Григоре, который уже немало повидал на своем коротком веку, все же испугался и побледнел. Поэтому он с облегчением услышал голос бабушки:

— Уйди отсюда, Григоре, иди в свою комнату.

После его ухода наступила гнетущая тишина. Немного погодя старая Дунка ласково сказала Паулю:

— Дорогой мой, сегодня ты посидишь с нами за столом. Я велела приготовить тефтели, твои любимые.

Она показывала, что ничего не случилось, но Пауль Дунка ответил ей:

— Не могу, мама. Мое место не здесь. И прости меня за глупую выходку.

— Нет, твое место всегда здесь. Но если сейчас тебе тяжело — иди!

Пауль Дунка обнял ее и быстро ушел. Всю ночь напролет он играл в «очко» с Карликом и его приспешниками, тасуя засаленные карты. Он забегал домой всего раза два-три, на минутку.

Теперь он отворил калитку, охваченный каким-то неясным страхом и великим стыдом.

Госпожа Дунка проснулась утром и глянула на покрытые морозным узором окна. Очевидно, стоял сильный холод, свет с трудом проникал сквозь налипший на стекла лед. Старуха быстро оделась и вышла на длинную веранду, отделявшую дом от двора. Она оперлась на один из столбов веранды и, охваченная тихой радостью, стала глядеть во двор, ища привычную картину зимнего очарования. Однако вскоре радость уступила место недовольству. Было холодно, действительно очень холодно, мороз в узком пространстве между домом и оградой словно стал еще острей. Она вернулась в дом и предалась своим старческим воспоминаниям, которые возникали по любому поводу и обычно касались людей, давно умерших.

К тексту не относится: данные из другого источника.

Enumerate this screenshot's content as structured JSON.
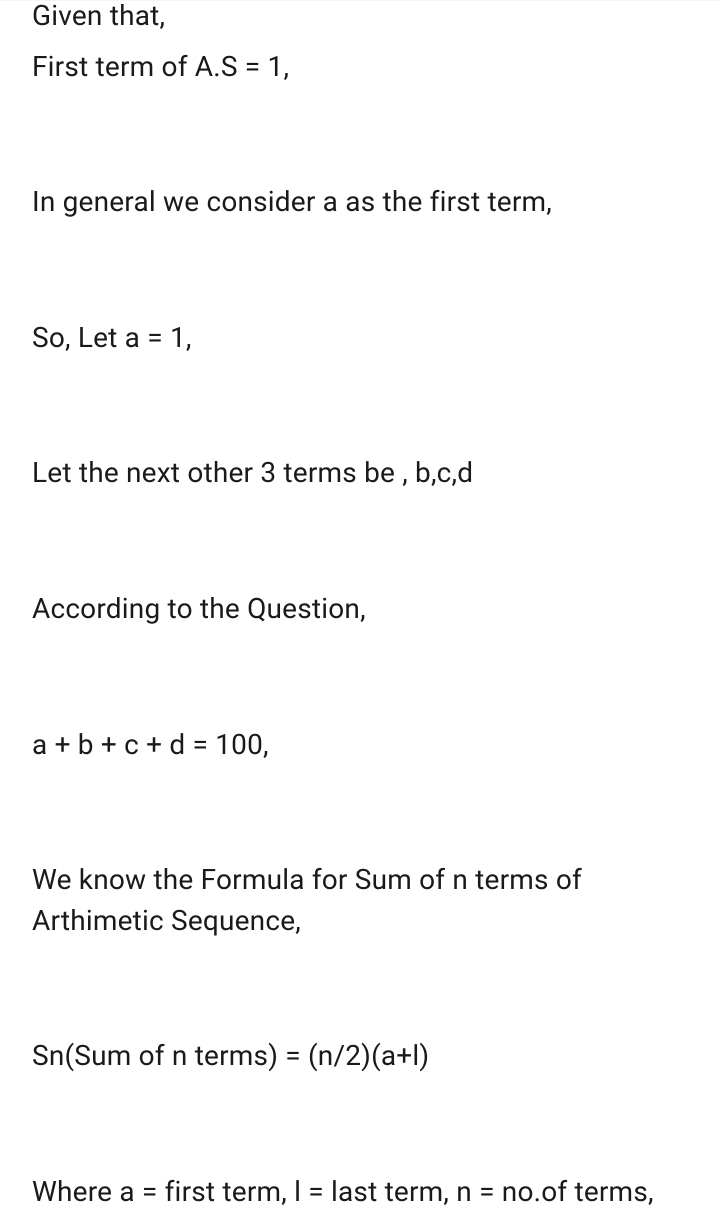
{
  "lines": {
    "l1": "Given that,",
    "l2": "First term of A.S = 1,",
    "l3": "In general we consider a as the first term,",
    "l4": "So, Let a = 1,",
    "l5": "Let the next other 3 terms be , b,c,d",
    "l6": "According to the Question,",
    "l7": "a + b + c + d = 100,",
    "l8": "We know the Formula for Sum of n terms of Arthimetic Sequence,",
    "l9": "Sn(Sum of n terms) = (n/2)(a+l)",
    "l10": "Where a = first term, l = last term, n = no.of terms,"
  },
  "styling": {
    "background_color": "#ffffff",
    "text_color": "#1a1a1a",
    "font_size": 28,
    "line_height": 1.45,
    "paragraph_gap": 95,
    "padding_horizontal": 32
  }
}
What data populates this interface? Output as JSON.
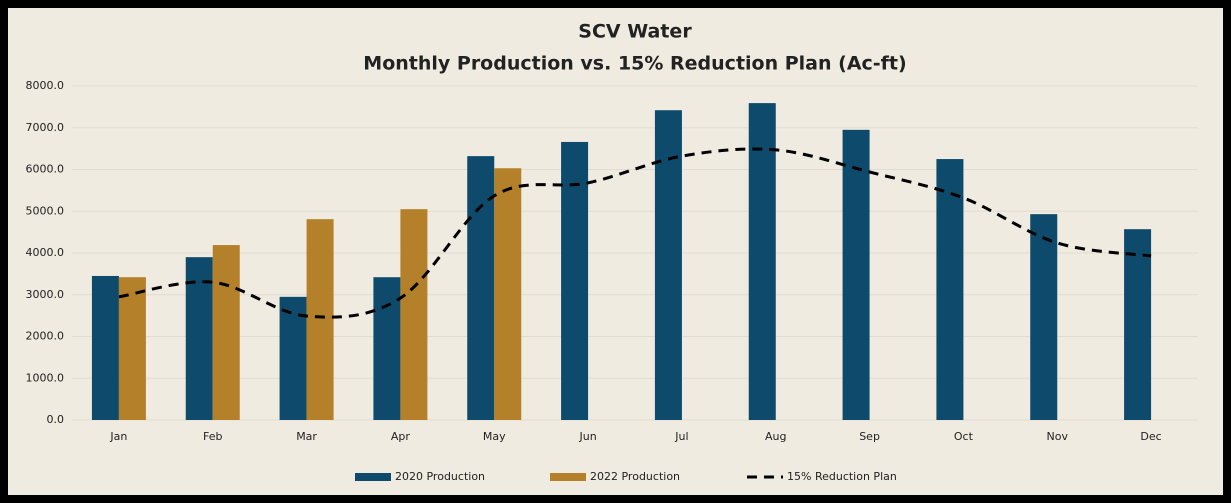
{
  "chart_data": {
    "type": "bar_line",
    "title": "SCV Water",
    "subtitle": "Monthly Production vs. 15% Reduction Plan (Ac-ft)",
    "categories": [
      "Jan",
      "Feb",
      "Mar",
      "Apr",
      "May",
      "Jun",
      "Jul",
      "Aug",
      "Sep",
      "Oct",
      "Nov",
      "Dec"
    ],
    "series": [
      {
        "name": "2020 Production",
        "color": "#0d4a6b",
        "kind": "bar",
        "values": [
          3450,
          3900,
          2950,
          3420,
          6320,
          6660,
          7420,
          7590,
          6950,
          6250,
          4930,
          4570
        ]
      },
      {
        "name": "2022 Production",
        "color": "#b5802a",
        "kind": "bar",
        "values": [
          3420,
          4190,
          4810,
          5050,
          6030,
          null,
          null,
          null,
          null,
          null,
          null,
          null
        ]
      },
      {
        "name": "15% Reduction Plan",
        "color": "#000000",
        "kind": "line",
        "values": [
          2950,
          3300,
          2490,
          2920,
          5370,
          5680,
          6320,
          6470,
          5940,
          5320,
          4240,
          3930
        ]
      }
    ],
    "ylim": [
      0,
      8000
    ],
    "yticks": [
      {
        "value": 0,
        "label": "0.0"
      },
      {
        "value": 1000,
        "label": "1000.0"
      },
      {
        "value": 2000,
        "label": "2000.0"
      },
      {
        "value": 3000,
        "label": "3000.0"
      },
      {
        "value": 4000,
        "label": "4000.0"
      },
      {
        "value": 5000,
        "label": "5000.0"
      },
      {
        "value": 6000,
        "label": "6000.0"
      },
      {
        "value": 7000,
        "label": "7000.0"
      },
      {
        "value": 8000,
        "label": "8000.0"
      }
    ],
    "grid": true,
    "legend": "bottom"
  }
}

Она медленно и лениво перебирала свои видения, ожидая прихода внука Григоре, который, несмотря на то что многие школьные помещения были заняты под казармы и военные госпитали, ходил на уроки. Занятия проводились только после обеда. Григоре коротал утренние часы, шатаясь по комнатам, листая случайные книги, перемежая прочитанные строки и картинки с собственными туманными фантазиями, в которых сам играл неясную роль.

Наконец он вошел в комнату бабушки, которая ждала его, погруженная в свои мысли. Она усадила его подле себя и сразу заговорила, как бы продолжая рассказ:

— Раньше бывали другие зимы, мой мальчик, другие сверкающие зимы с обильными долгими снегопадами. Потом наступали морозы и, непотревоженные, во всей своей силе, длились по целым неделям, без всяких оттепелей. Помню одну зиму, самую суровую, я тогда была девушкой. Я оделась и вышла на крыльцо в меховой шубейке, длинной, до самой земли, мне приятно было, что она длинная. Я неподвижно сидела и глядела вдаль, видя все до самых гор, глядела, пока не стало слепить глаза от яркого снега. Дубы на горном склоне стояли обледенелые, ни звука ни шороха, скотина молча теснилась в хлеву, даже лошади, запряженные в сани, не стучали подковами. Наши овцы обзаводились густой шерстью к зиме и в загонах прижимались тесно друг к дружке. Только вороны слетались из гористых лесов к человеческому жилью, а я, сидя на крылечке, с горящим от мороза лицом, следила за тем, как они сновали, затемняя собой небо, как кружили над замерзшими дубами и вокруг дома, словно вокруг одинокой горделивой скалы. Таким и был наш каменный дом с островерхой крышей, покрытой снегом, — словно скала. Стены дома так промерзали, что зимний холод не покидал их до лета, до дня святых Петра и Павла, когда наше стадо овец уходило в горы.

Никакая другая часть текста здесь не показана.